[3]
Sesuatu yang Baru
.
.
Sudah lima hari saya di sini. Tanpa tidur, tanpa makan-minum, tanpa mandi, dan tentu saja, tanpa teman yang bisa diajak berbagi—berbagi apa saja, tentang apakah dia ingat mengapa ada di tempat aneh ini, misalnya.
Saya benar-benar bosan, hanya berjalan, berjalan, dan berjalan. Sesekali mengamati sekitaran, yang tetap sama saja; stagnan, tidak terusik barang sedikit saja. Saya tidak berani menjelajah jauh ke ujung jalan, kalau-kalau nantinya, saya justru menemukan sesuatu yang tidak bagus, alih-alih sesuatu yang menarik. Saya menghela napas dalam, duduk bersandar dengan putus asa dan kebosanan akut.
Saya lalu mencoba mengalihkan pengamatan pada tubuh saya sendiri. Begitu melihat objek pertama yang saya tangkap, saya mengernyit. Sepatu putih yang seharusnya terlihat jelas di antara warna hitam pekat jalan, sekarang tidak tampak di indra penglihatan. Panik, jari-jemari saya kontan meraba tempat di mana seharusnya benda itu terpasang.
Masih ada. Kaki saya tidak menghilang. Saya berkata dalam hati, diiringi embusan superlega. Saya pejamkan mata sebentar, menikmati kelegaan yang teramat sangat.
Tetapi begitu kelopak netra saya terbuka, badan saya tersentak kaget. Kedua tangan saya berubah, kelihatan lebih kekar. Urat-uratnya sedikit menonjol, menandakan adanya usaha yang membuatnya jadi begitu. Saya tidak dapat mengelak, kedua tangan saya kini jauh berbeda dibanding saat pertama kali saya terjaga. Lebih terlihat seperti tangan seorang laki-laki.
Beberapa saat memikirkan bagaimana hal-hal itu terjadi, sebuah suara tertangkap di telinga saya. Mirip seperti embusan angin yang timbul karena suatu pergerakan yang cepat.

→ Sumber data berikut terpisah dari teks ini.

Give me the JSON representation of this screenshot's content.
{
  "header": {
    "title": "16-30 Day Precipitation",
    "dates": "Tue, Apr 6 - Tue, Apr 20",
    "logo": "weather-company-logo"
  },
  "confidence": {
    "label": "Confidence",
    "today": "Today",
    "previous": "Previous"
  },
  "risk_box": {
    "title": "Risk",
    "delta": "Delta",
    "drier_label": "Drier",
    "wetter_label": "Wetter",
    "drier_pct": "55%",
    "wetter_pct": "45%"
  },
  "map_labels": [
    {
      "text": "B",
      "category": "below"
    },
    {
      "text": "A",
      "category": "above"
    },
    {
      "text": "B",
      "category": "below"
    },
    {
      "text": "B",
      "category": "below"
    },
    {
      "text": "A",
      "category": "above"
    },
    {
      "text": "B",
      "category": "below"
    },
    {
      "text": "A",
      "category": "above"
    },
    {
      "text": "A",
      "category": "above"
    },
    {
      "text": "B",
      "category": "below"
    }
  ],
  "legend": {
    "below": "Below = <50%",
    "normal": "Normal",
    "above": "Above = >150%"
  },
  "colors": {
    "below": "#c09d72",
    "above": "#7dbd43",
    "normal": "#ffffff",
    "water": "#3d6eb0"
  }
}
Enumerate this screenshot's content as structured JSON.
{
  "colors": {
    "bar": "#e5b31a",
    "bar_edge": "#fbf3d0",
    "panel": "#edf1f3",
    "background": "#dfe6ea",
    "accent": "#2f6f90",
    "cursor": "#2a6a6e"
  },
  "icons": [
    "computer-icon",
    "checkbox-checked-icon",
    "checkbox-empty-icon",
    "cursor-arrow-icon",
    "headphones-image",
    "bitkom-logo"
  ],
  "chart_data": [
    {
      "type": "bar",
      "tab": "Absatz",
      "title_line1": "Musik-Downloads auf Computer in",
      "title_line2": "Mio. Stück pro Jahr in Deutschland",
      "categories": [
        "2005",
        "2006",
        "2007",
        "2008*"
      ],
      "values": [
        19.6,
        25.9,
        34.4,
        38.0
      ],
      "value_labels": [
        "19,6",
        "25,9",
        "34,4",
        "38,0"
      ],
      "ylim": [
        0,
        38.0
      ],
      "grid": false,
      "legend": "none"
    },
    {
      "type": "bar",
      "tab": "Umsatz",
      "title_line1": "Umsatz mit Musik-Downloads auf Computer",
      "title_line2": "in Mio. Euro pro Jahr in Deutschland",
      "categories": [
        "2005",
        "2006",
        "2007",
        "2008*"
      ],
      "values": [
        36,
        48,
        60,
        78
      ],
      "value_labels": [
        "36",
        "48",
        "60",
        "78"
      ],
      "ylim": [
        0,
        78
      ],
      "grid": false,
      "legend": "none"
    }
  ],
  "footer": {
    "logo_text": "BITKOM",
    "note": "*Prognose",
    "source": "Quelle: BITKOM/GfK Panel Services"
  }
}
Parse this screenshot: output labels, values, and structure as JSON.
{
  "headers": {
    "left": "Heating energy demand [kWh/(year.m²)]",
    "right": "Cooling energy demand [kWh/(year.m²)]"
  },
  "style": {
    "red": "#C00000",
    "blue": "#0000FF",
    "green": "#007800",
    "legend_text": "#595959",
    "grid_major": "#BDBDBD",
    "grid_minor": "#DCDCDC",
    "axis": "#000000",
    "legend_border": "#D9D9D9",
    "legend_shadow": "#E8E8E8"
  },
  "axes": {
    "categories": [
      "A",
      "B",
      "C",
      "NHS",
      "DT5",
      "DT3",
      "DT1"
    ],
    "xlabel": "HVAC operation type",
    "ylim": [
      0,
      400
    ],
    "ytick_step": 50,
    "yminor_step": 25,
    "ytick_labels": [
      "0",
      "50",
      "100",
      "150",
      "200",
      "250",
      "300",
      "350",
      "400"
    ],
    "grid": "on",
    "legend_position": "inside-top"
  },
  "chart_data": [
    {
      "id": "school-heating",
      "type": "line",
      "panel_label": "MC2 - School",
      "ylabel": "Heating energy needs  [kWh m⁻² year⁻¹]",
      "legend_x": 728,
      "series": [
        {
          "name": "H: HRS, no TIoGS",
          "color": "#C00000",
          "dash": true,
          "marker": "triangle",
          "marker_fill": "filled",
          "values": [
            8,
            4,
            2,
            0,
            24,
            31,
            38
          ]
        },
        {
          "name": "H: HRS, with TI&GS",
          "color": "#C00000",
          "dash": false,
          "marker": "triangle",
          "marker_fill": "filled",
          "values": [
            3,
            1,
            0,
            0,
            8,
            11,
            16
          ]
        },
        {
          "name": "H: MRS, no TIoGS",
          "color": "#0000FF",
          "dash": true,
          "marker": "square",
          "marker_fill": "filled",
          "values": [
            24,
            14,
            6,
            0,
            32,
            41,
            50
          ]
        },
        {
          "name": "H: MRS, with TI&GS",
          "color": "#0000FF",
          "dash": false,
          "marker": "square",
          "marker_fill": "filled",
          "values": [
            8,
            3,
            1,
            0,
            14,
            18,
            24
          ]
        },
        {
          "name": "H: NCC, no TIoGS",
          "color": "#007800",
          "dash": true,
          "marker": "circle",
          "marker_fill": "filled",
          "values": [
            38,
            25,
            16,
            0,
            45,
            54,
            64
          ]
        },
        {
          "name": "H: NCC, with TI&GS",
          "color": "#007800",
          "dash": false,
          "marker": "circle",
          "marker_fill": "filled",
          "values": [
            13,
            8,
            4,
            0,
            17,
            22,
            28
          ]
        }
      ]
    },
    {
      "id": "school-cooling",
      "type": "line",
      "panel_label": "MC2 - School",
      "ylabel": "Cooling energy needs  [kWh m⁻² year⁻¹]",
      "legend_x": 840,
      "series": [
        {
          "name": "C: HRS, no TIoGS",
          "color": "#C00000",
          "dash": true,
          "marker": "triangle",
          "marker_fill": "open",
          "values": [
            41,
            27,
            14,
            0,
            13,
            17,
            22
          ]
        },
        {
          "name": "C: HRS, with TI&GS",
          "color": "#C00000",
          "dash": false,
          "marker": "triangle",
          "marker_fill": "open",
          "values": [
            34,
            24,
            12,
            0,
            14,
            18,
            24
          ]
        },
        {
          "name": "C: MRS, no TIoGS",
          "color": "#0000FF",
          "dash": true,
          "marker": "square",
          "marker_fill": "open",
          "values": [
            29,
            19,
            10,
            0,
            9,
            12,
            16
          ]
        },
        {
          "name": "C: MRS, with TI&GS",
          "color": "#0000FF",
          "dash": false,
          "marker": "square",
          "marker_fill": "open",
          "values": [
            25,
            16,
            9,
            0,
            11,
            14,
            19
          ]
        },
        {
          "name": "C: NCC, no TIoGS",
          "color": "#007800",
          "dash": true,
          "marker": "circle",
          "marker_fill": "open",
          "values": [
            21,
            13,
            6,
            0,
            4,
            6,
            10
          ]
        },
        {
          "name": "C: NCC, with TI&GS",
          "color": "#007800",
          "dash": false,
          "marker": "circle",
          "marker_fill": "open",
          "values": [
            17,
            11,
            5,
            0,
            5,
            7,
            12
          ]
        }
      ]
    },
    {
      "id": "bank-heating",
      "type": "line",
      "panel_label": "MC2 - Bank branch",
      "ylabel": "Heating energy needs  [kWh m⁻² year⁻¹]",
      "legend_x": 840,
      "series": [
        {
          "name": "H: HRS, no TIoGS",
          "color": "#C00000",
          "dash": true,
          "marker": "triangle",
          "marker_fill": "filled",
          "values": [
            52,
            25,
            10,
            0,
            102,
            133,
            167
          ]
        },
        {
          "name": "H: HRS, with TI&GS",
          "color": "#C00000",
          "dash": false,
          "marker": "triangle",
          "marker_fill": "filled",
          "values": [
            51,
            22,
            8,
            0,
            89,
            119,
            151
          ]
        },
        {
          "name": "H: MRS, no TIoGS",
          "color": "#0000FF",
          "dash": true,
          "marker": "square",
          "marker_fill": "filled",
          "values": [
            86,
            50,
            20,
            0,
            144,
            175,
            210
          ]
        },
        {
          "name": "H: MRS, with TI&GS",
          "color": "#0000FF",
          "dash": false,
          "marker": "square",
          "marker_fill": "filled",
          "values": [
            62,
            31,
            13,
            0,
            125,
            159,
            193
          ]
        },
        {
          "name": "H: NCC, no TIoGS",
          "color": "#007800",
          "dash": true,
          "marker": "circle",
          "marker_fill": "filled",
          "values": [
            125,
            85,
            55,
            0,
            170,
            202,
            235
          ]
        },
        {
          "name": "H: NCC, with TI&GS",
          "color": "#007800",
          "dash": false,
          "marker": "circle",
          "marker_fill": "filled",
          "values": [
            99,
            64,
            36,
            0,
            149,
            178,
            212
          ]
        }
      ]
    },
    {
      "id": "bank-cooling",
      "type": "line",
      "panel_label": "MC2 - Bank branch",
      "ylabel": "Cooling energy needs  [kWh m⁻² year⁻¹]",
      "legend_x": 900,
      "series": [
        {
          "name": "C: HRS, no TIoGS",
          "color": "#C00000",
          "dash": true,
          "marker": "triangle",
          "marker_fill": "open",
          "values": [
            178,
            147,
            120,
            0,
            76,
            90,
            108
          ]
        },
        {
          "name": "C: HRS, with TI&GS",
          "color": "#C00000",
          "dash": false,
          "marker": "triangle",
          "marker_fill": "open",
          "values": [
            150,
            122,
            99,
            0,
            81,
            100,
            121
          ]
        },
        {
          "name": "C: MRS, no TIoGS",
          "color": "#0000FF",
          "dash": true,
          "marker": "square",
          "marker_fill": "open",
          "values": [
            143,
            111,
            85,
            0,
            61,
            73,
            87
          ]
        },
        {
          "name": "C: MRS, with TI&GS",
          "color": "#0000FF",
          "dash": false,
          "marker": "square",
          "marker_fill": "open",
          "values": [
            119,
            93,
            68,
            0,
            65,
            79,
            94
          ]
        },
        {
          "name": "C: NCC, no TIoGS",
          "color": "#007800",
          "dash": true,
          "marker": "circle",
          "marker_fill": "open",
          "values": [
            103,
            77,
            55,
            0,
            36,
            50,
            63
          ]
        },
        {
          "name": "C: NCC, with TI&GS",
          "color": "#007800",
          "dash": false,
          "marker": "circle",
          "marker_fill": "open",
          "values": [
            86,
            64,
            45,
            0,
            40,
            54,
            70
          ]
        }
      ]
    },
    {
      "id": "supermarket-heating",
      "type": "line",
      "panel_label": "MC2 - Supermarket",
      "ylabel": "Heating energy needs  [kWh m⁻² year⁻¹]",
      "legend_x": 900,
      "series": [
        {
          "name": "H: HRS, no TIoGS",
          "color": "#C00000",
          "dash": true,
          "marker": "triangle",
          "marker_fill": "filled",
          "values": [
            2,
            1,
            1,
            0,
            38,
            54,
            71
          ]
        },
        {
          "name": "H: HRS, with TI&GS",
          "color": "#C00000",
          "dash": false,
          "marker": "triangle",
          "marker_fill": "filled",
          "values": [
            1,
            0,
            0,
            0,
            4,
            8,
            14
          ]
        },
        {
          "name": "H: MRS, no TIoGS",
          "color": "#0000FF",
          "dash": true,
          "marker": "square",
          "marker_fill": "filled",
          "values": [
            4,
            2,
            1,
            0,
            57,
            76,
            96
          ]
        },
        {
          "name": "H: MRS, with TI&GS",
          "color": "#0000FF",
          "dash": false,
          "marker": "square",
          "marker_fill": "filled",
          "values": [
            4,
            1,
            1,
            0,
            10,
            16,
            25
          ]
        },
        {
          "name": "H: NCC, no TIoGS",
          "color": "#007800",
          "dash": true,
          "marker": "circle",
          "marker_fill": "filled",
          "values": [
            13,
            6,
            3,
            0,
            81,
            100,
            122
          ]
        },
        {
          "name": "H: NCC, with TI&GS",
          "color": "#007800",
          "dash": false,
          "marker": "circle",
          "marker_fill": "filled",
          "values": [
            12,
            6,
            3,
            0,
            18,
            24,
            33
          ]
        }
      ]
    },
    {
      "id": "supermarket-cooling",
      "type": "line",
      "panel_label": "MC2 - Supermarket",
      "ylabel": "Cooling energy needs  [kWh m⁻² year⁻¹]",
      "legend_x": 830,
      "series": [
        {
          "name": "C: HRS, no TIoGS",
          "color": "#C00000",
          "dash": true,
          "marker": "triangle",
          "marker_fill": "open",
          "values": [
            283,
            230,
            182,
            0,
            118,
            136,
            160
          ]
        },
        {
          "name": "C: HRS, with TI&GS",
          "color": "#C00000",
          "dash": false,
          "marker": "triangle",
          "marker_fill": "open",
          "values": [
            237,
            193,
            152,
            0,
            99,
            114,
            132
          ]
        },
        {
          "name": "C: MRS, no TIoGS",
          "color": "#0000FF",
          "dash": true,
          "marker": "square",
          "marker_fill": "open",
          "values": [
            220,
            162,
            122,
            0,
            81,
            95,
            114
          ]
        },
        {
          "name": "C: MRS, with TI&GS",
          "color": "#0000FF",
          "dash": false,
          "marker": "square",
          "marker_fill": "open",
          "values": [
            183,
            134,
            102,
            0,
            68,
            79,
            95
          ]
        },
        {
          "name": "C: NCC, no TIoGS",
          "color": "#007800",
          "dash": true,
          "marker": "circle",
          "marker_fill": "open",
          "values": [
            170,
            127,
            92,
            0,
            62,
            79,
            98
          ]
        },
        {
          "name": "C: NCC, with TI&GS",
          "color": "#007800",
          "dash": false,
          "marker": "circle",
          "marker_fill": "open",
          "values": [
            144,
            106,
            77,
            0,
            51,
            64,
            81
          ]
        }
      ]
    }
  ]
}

Saya segera berdiri, mencari benda apa sekiranya yang menimbulkan bunyi itu. Dan saya langsung menemukan jawabannya.
Seseorang, dengan sepedanya, tengah melintasi jalan lain, yang entah sejak kapan ada tidak jauh dari jalan hitam tempat saya selama ini. Saya berusaha mengejar, sembari membuka mulut, berniat untuk berteriak memanggil.
Tetapi, tidak ada sedikit pun suara saya yang keluar dari tenggorokan. Lantas anehnya, orang itu menghentikan laju sepedanya, turun, dan menghadap ke arah saya. Orang itu tersenyum, melambai singkat, lalu melanjutkan perjalanan. Dan dengan mudahnya, dia menghilang tepat di ujung jalan.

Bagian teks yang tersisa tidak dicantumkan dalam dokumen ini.